To that end, the Aurora system’s architecture is designed to be flexible while retaining the ability to speed up certain common operations, such as the type of matrix computations that make up a large part of certain machine learning tasks.

“But it’s not just about performance, it’s also about programmability,” she continued. “One of the big challenges with an Exacale machine is being able to write software for that machine. oneAPI will be a uniform programming model – it is based on an open standard from Open Parallel C ++, and that is the key to promoting its use in the community. “

Summit, currently the most powerful single computer system in the world, is very different from many of the system developers that developers are working on. If the developers of a new supercomputer want broad appeal, they have to bring it as close as possible to a “normal” computer.

“Getting x86-based packages to Summit is a challenge,” noted Stevens. “The big advantage for us is that this thing will basically run any software in existence since we have x86 nodes and Intel GPUs. It will run standard software, Linux software, and literally millions of apps. “

I asked about the costs involved, as with a system like this it is a mystery how a half a billion dollar budget is split up. Actually, I just thought it would be interesting to know how much of it flowed into the RAM compared to the processor cores, for example, or how many kilometers of cable they had to run through. Although both Stevens and Damkroger refused to comment, the former noted that “the backlink bandwidth on this machine is many times the total of the entire Internet, and it costs something”. Make it what you want.

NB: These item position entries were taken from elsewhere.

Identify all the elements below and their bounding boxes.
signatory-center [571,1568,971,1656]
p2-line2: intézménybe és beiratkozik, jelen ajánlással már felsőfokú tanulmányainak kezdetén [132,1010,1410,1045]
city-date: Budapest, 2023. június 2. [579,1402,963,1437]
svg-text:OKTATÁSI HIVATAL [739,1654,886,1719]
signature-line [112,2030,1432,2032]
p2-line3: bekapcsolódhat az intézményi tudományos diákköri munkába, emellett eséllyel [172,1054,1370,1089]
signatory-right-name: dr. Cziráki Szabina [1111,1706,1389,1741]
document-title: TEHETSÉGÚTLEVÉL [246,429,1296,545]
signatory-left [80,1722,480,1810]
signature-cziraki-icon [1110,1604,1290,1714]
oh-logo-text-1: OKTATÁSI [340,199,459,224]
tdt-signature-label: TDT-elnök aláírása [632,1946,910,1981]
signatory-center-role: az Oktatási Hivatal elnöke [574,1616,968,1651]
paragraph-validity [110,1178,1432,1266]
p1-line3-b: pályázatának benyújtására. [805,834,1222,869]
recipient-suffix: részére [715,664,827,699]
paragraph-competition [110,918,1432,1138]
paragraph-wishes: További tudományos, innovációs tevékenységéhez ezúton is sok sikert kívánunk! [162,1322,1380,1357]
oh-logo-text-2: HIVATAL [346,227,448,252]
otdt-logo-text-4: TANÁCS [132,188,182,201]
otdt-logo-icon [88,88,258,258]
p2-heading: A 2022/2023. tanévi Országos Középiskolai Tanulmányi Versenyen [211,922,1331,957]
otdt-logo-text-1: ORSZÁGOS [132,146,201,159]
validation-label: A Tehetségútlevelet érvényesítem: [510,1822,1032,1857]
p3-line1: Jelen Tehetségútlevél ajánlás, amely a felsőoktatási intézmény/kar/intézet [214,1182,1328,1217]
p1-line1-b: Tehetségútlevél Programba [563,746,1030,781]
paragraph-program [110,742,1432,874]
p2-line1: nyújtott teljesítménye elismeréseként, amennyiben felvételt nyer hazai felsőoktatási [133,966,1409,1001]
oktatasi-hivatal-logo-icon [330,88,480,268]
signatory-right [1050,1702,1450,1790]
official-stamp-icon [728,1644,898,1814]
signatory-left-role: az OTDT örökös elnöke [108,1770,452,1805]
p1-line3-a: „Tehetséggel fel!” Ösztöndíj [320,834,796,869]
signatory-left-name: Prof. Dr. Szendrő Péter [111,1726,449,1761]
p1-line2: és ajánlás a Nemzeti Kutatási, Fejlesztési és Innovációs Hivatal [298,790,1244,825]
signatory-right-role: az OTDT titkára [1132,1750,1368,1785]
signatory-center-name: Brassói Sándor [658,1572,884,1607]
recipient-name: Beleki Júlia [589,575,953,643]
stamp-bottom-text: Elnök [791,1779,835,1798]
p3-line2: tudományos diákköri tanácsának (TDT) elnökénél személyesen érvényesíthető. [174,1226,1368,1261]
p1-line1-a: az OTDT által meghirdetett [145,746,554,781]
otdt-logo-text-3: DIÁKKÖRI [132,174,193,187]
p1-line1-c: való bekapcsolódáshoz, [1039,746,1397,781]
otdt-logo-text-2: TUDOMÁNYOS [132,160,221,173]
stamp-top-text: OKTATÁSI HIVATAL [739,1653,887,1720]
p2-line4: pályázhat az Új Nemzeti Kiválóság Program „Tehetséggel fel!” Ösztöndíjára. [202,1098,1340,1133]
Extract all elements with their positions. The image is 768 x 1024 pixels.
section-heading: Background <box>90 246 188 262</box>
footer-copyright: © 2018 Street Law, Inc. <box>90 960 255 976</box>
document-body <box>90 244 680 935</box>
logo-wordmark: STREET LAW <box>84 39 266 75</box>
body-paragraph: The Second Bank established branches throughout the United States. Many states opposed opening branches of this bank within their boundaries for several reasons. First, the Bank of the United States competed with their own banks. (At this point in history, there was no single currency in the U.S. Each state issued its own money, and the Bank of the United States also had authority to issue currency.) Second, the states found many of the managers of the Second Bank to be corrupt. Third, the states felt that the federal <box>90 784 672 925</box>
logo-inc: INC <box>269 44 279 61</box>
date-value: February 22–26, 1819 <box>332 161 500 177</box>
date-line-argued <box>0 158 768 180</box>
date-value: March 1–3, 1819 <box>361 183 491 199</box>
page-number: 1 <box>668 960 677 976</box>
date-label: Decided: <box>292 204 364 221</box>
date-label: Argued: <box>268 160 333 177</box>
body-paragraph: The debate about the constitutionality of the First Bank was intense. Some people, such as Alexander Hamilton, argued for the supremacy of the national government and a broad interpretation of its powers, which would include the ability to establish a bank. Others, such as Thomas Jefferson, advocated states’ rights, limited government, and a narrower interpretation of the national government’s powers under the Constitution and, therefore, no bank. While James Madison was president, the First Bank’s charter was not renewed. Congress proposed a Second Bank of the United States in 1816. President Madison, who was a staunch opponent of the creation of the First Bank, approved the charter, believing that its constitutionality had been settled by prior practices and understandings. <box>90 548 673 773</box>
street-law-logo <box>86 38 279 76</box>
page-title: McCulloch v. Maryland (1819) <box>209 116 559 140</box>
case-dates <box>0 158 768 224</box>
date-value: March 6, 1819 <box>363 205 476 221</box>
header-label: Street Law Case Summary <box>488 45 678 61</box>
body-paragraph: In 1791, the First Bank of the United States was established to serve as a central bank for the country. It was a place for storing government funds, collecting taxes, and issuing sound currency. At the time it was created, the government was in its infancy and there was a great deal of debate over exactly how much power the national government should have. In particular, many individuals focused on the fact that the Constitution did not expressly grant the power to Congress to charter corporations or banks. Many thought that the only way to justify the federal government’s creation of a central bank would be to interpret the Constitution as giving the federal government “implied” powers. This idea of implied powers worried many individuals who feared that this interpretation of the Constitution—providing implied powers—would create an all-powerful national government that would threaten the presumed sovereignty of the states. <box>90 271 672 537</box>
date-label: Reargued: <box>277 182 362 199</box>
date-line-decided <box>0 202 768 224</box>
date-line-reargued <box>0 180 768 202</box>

Unlike its cousin El Capitan, Aurora is not used for weapons development at the Lawrence Livermore National Lab.

“Argonne is a science laboratory, and it’s an open, not classified, science,” said Stevens. “Our machine is a national user resource; We have people from all over the country using it. Much time is allocated through a process that is peer-reviewed and priced to account for the most interesting projects. About two-thirds are that, and the other third are Department of Energy items, but still unclassified issues. “

Initial work will be in the areas of climate science, chemistry, and data science, with 15 teams signed up for major projects on Aurora – details will be announced shortly.